Like the candles, love doesn’t die, and in the resurrection of Jesus we have a very deep proof of this.

We shan’t know, this side of death, why God had to create the world in the way that he did. We can never really understand the reasons for suffering and death. It’s sometimes hard to believe that God loves us in the face of all of the suffering that we see in our world.

But because Jesus passed right through death, we can see that death and suffering don’t have the last word. Jesus comes to us in many ways today, and because of the resurrection, he can live in us, with a presence which will change us, sometimes slowly and sometimes quickly, into the kind of human being which God intends us to be.

What happened to Jesus in our time, will happen to us at the end of time, and we shall have a resurrection body like his. God’s love has conquered death; we are redeemed, and for us eternal life has already started. The shape of that life in the world to come isn’t for us to know. It’s enough to know that whatever the God who has demonstrated his love through the death and resurrection of Jesus, has prepared for us, will be for our very best.

And we can be very sure that all those whom we love will be with us in God’s new world redeemed and recreated by love.

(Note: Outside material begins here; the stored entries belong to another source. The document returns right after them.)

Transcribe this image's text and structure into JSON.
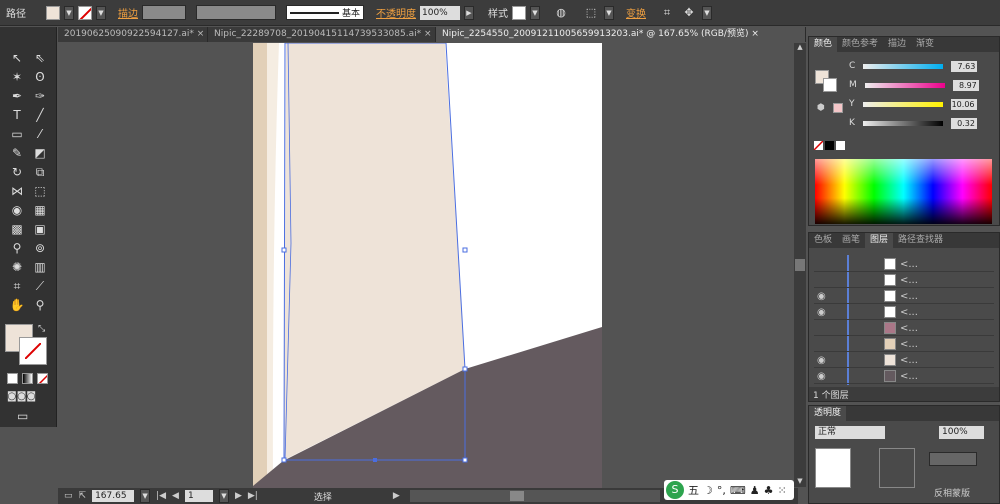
{
  "control_bar": {
    "object_type": "路径",
    "stroke_label": "描边",
    "opacity_label": "不透明度",
    "opacity_value": "100%",
    "stroke_style": "基本",
    "style_label": "样式",
    "transform_label": "变换"
  },
  "tabs": [
    "20190625090922594127.ai*",
    "Nipic_22289708_20190415114739533085.ai*",
    "Nipic_2254550_20091211005659913203.ai* @ 167.65% (RGB/预览)"
  ],
  "color_panel": {
    "tabs": [
      "颜色",
      "颜色参考",
      "描边",
      "渐变"
    ],
    "channels": [
      {
        "name": "C",
        "value": "7.63"
      },
      {
        "name": "M",
        "value": "8.97"
      },
      {
        "name": "Y",
        "value": "10.06"
      },
      {
        "name": "K",
        "value": "0.32"
      }
    ]
  },
  "layers_panel": {
    "tabs": [
      "色板",
      "画笔",
      "图层",
      "路径查找器"
    ],
    "count_label": "1 个图层",
    "row_label": "<..."
  },
  "transparency_panel": {
    "title": "透明度",
    "mode": "正常",
    "opacity": "100%",
    "reverse_mask": "反相蒙版"
  },
  "status_bar": {
    "zoom": "167.65",
    "page": "1",
    "tool": "选择"
  },
  "colors": {
    "panel_bg": "#4a4a4a",
    "artboard": "#ffffff",
    "beige": "#eee3d8",
    "dark": "#645a5f"
  }
}
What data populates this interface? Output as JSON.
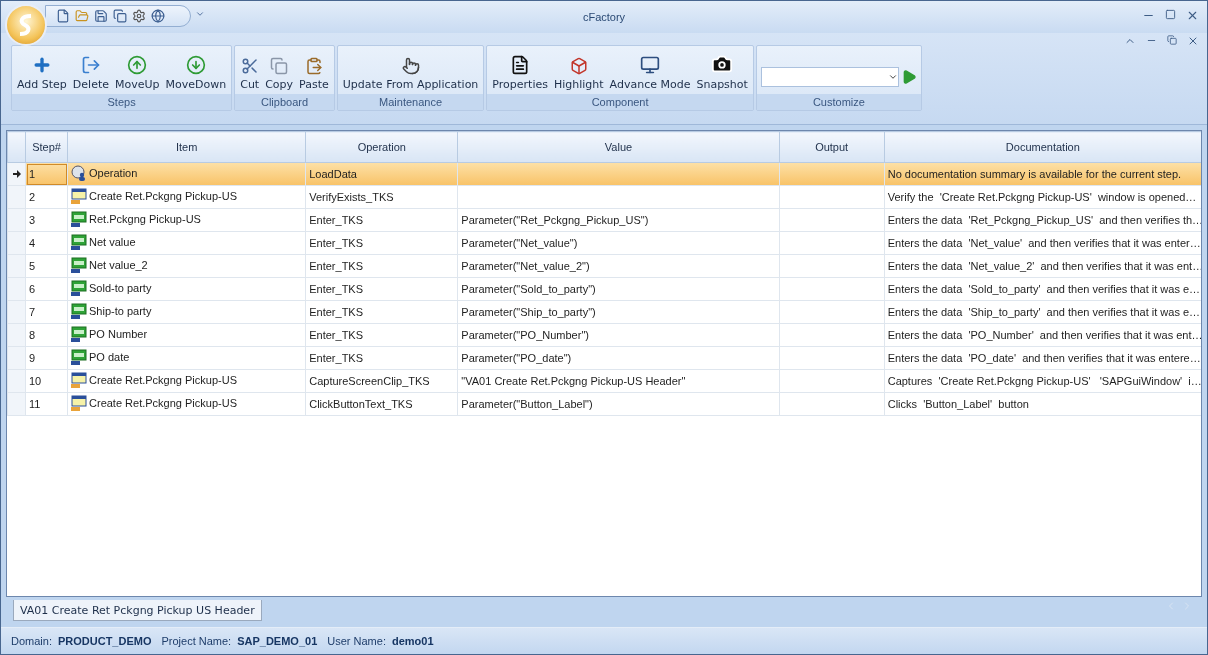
{
  "window": {
    "title": "cFactory"
  },
  "ribbon": {
    "groups": [
      {
        "label": "Steps",
        "kind": "buttons",
        "buttons": [
          "Add Step",
          "Delete",
          "MoveUp",
          "MoveDown"
        ]
      },
      {
        "label": "Clipboard",
        "kind": "buttons",
        "buttons": [
          "Cut",
          "Copy",
          "Paste"
        ]
      },
      {
        "label": "Maintenance",
        "kind": "buttons",
        "buttons": [
          "Update From Application"
        ]
      },
      {
        "label": "Component",
        "kind": "buttons",
        "buttons": [
          "Properties",
          "Highlight",
          "Advance Mode",
          "Snapshot"
        ]
      },
      {
        "label": "Customize",
        "kind": "combo"
      }
    ]
  },
  "table": {
    "columns": [
      "Step#",
      "Item",
      "Operation",
      "Value",
      "Output",
      "Documentation"
    ],
    "rows": [
      {
        "step": "1",
        "kind": "operation",
        "item": "Operation",
        "operation": "LoadData",
        "documentation": "No documentation summary is available for the current step.",
        "selected": true
      },
      {
        "step": "2",
        "kind": "window",
        "item": "Create Ret.Pckgng Pickup-US",
        "operation": "VerifyExists_TKS",
        "documentation": "Verify the  'Create Ret.Pckgng Pickup-US'  window is opened…",
        "selected": false
      },
      {
        "step": "3",
        "kind": "field",
        "item": "Ret.Pckgng Pickup-US",
        "operation": "Enter_TKS",
        "value": "Parameter(\"Ret_Pckgng_Pickup_US\")",
        "documentation": "Enters the data  'Ret_Pckgng_Pickup_US'  and then verifies th…",
        "selected": false
      },
      {
        "step": "4",
        "kind": "field",
        "item": "Net value",
        "operation": "Enter_TKS",
        "value": "Parameter(\"Net_value\")",
        "documentation": "Enters the data  'Net_value'  and then verifies that it was enter…",
        "selected": false
      },
      {
        "step": "5",
        "kind": "field",
        "item": "Net value_2",
        "operation": "Enter_TKS",
        "value": "Parameter(\"Net_value_2\")",
        "documentation": "Enters the data  'Net_value_2'  and then verifies that it was ent…",
        "selected": false
      },
      {
        "step": "6",
        "kind": "field",
        "item": "Sold-to party",
        "operation": "Enter_TKS",
        "value": "Parameter(\"Sold_to_party\")",
        "documentation": "Enters the data  'Sold_to_party'  and then verifies that it was e…",
        "selected": false
      },
      {
        "step": "7",
        "kind": "field",
        "item": "Ship-to party",
        "operation": "Enter_TKS",
        "value": "Parameter(\"Ship_to_party\")",
        "documentation": "Enters the data  'Ship_to_party'  and then verifies that it was e…",
        "selected": false
      },
      {
        "step": "8",
        "kind": "field",
        "item": "PO Number",
        "operation": "Enter_TKS",
        "value": "Parameter(\"PO_Number\")",
        "documentation": "Enters the data  'PO_Number'  and then verifies that it was ent…",
        "selected": false
      },
      {
        "step": "9",
        "kind": "field",
        "item": "PO date",
        "operation": "Enter_TKS",
        "value": "Parameter(\"PO_date\")",
        "documentation": "Enters the data  'PO_date'  and then verifies that it was entere…",
        "selected": false
      },
      {
        "step": "10",
        "kind": "window",
        "item": "Create Ret.Pckgng Pickup-US",
        "operation": "CaptureScreenClip_TKS",
        "value": "\"VA01 Create Ret.Pckgng Pickup-US Header\"",
        "documentation": "Captures  'Create Ret.Pckgng Pickup-US'   'SAPGuiWindow'  i…",
        "selected": false
      },
      {
        "step": "11",
        "kind": "window",
        "item": "Create Ret.Pckgng Pickup-US",
        "operation": "ClickButtonText_TKS",
        "value": "Parameter(\"Button_Label\")",
        "documentation": "Clicks  'Button_Label'  button",
        "selected": false
      }
    ]
  },
  "tabs": [
    {
      "label": "VA01 Create Ret Pckgng Pickup US Header",
      "selected": true
    }
  ],
  "status_bar": [
    {
      "label": "Domain:",
      "value": "PRODUCT_DEMO"
    },
    {
      "label": "Project Name:",
      "value": "SAP_DEMO_01"
    },
    {
      "label": "User Name:",
      "value": "demo01"
    }
  ]
}
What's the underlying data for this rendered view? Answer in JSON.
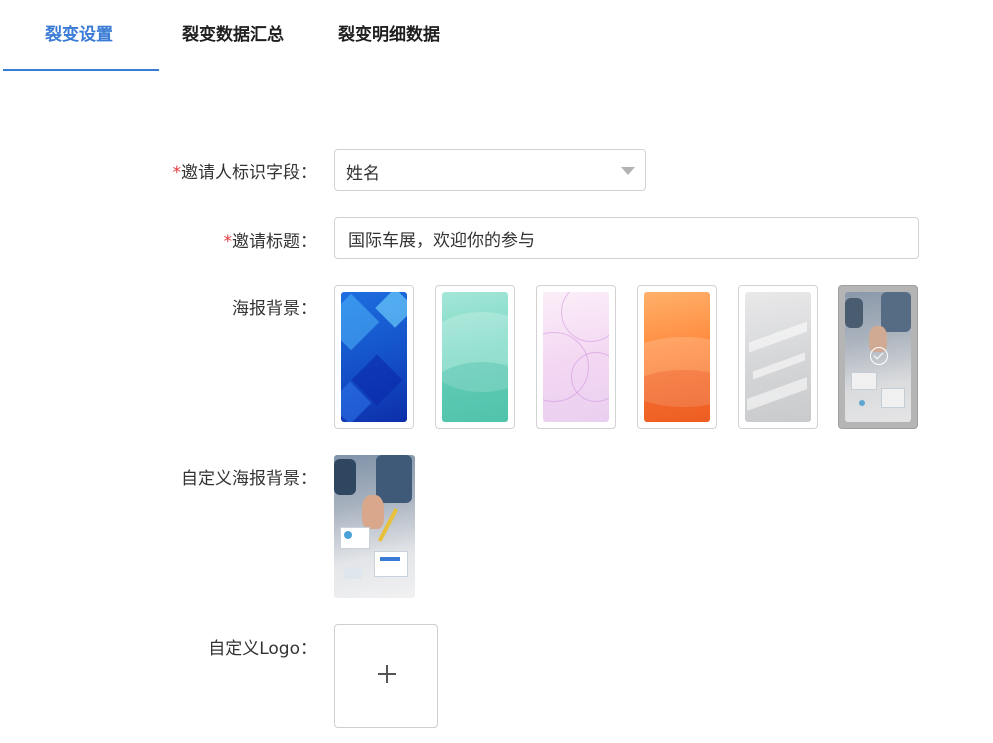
{
  "tabs": [
    {
      "label": "裂变设置",
      "active": true
    },
    {
      "label": "裂变数据汇总",
      "active": false
    },
    {
      "label": "裂变明细数据",
      "active": false
    }
  ],
  "form": {
    "required_mark": "*",
    "inviter_field": {
      "label": "邀请人标识字段：",
      "value": "姓名"
    },
    "invite_title": {
      "label": "邀请标题：",
      "value": "国际车展，欢迎你的参与"
    },
    "poster_background": {
      "label": "海报背景：",
      "options": [
        "blue-geometric",
        "teal-waves",
        "pink-rings",
        "orange-waves",
        "gray-abstract",
        "business-photo"
      ],
      "selected": "business-photo"
    },
    "custom_poster_background": {
      "label": "自定义海报背景："
    },
    "custom_logo": {
      "label": "自定义Logo："
    }
  },
  "colors": {
    "accent": "#3a7bd5",
    "required": "#e0393e"
  }
}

May God continue to bless you all this Easter time, and may you continue to grow in Christ.


Palm Sunday 2021

Once a crowd begins to move, it’s hard to hold it back. Once you get caught up in a demonstration it’s very difficult to get out of it.

But crowds are very fickle, and it only takes a few professional agitators to stir things up. Didn’t we see just this, a few days ago in the Bristol riots?

And so it’s easy to see that the same crowd which welcomed Jesus on that first Palm Sunday were, just a few days later, stirred up by the religious authorities to shout for his execution.  

As we think about the crowds surrounding Jesus both on Palm Sunday and later in the week, we do well to remember the part which they played in all of those events. The emotions which were such a strong part of the gatherings led many of them down paths which they wouldn’t have chosen by themselves.

As we enter Holy Week, can we recognise ourselves in the characters around Jesus? Are we fickle and easily manipulated? Are we hard hearted towards the sufferings of others? Do we ever secretly relish the spectacle of violence, or mock those whose faith we don’t understand?

There’s a striking contrast between the obedient, trusting nature of Jesus and the petty, destructive behaviour of those around him. In the Passion of Jesus, we see our own failures mirrored in those characters; but we also see the costly self-giving of God in Christ.

So, this is a good time for us to stand back from the crowd and examine our own faith.

We need to be fully aware of just how much like everybody else we actually are. But we also need to be satisfied that despite all of our imperfections and failures we can still come to Jesus, with or without a crowd. We need to be able to ask him in the silence of our own hearts, to transform us to be like him.  To give us the mind of Christ, so that we too might learn to trust God completely, and give ourselves generously, just as he did.